Застой. Перестройка. Отстой - Евгений СТЕПАНОВ
Шрифт:
Интервал:
Закладка:
Дрова мне приходилось колоть самому, но я не расстраивался. Это была хорошая физкультура. Березовые чурбаки горели долго и хорошо, хотя и оставляли опасную копоть в дымоходе. Печка нагревалась не скоро, но держала тепло до утра.
Наташа проявляла ангельское терпение. Хотя ей приходилось в селе, конечно, нелегко. Наташа выросла в интеллигентной городской семье врачей. С детских лет ее все лелеяли и оберегали…
Когда печка протапливалась, я прислонялся к ней спиной и умиротворялся. Жена смотрела на меня и удивлялась тому, что я оказался вполне деревенским гражданином.
Во время топки я иногда открывал задвижку и смотрел на огонь. Дрова умирали в печке быстро, как наши молодые дни и ночи здесь, в деревне.
В школе, помимо того, что я стал вести литературу, историю в старших классах, за мной закрепили пятый класс как за воспитателем группы продленного дня. Мне положили весьма приличную зарплату – сто сорок рублей. Это со всеми надбавками.
Наташа стала преподавать русский язык и труд для девочек. Ее оклад оставлял сто тридцать рублей. На двоих нам вполне хватало.

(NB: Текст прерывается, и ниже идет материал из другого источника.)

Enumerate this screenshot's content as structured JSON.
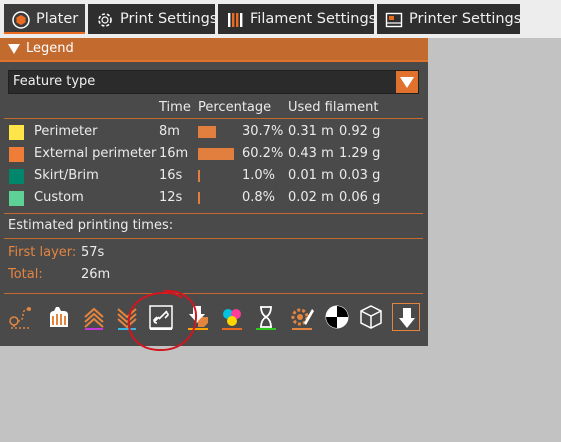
{
  "tabs": [
    {
      "label": "Plater",
      "icon": "plater-icon"
    },
    {
      "label": "Print Settings",
      "icon": "print-settings-icon"
    },
    {
      "label": "Filament Settings",
      "icon": "filament-settings-icon"
    },
    {
      "label": "Printer Settings",
      "icon": "printer-settings-icon"
    }
  ],
  "legend": {
    "title": "Legend",
    "view_type": "Feature type",
    "headers": {
      "time": "Time",
      "percentage": "Percentage",
      "used_filament": "Used filament"
    },
    "rows": [
      {
        "name": "Perimeter",
        "color": "#ffe548",
        "time": "8m",
        "percent": "30.7%",
        "percent_value": 30.7,
        "length": "0.31 m",
        "weight": "0.92 g"
      },
      {
        "name": "External perimeter",
        "color": "#ef7d37",
        "time": "16m",
        "percent": "60.2%",
        "percent_value": 60.2,
        "length": "0.43 m",
        "weight": "1.29 g"
      },
      {
        "name": "Skirt/Brim",
        "color": "#00876b",
        "time": "16s",
        "percent": "1.0%",
        "percent_value": 1.0,
        "length": "0.01 m",
        "weight": "0.03 g"
      },
      {
        "name": "Custom",
        "color": "#5ed196",
        "time": "12s",
        "percent": "0.8%",
        "percent_value": 0.8,
        "length": "0.02 m",
        "weight": "0.06 g"
      }
    ],
    "estimated_label": "Estimated printing times:",
    "first_layer_label": "First layer:",
    "first_layer_value": "57s",
    "total_label": "Total:",
    "total_value": "26m"
  },
  "toolbar": {
    "icons": [
      "travel-icon",
      "wipe-icon",
      "retractions-icon",
      "deretractions-icon",
      "seams-icon",
      "tool-changes-icon",
      "color-changes-icon",
      "pause-prints-icon",
      "custom-gcodes-icon",
      "center-of-gravity-icon",
      "shells-icon",
      "tool-marker-icon"
    ]
  },
  "colors": {
    "accent": "#e0722d",
    "panel_bg": "#4a4a4a",
    "annotation": "#d0161f"
  }
}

Мы даже отсылали немного нашим родителям.
Кроме того, директор школы Сергей Петрович раз в квартал привозил нам бесплатно мешок гречишной крупы и мешок картошки.
До Кубиковска было недалеко – километров пятнадцать. Мы туда ездили на выходные – заходили к теще, часто и ночевали у нее, занимались в районной библиотеке, смотрели подшивки газет, покупали крупы, сухари, сухофрукты, грецкие орехи, хурму… Теща нам давала конфет и шоколадок…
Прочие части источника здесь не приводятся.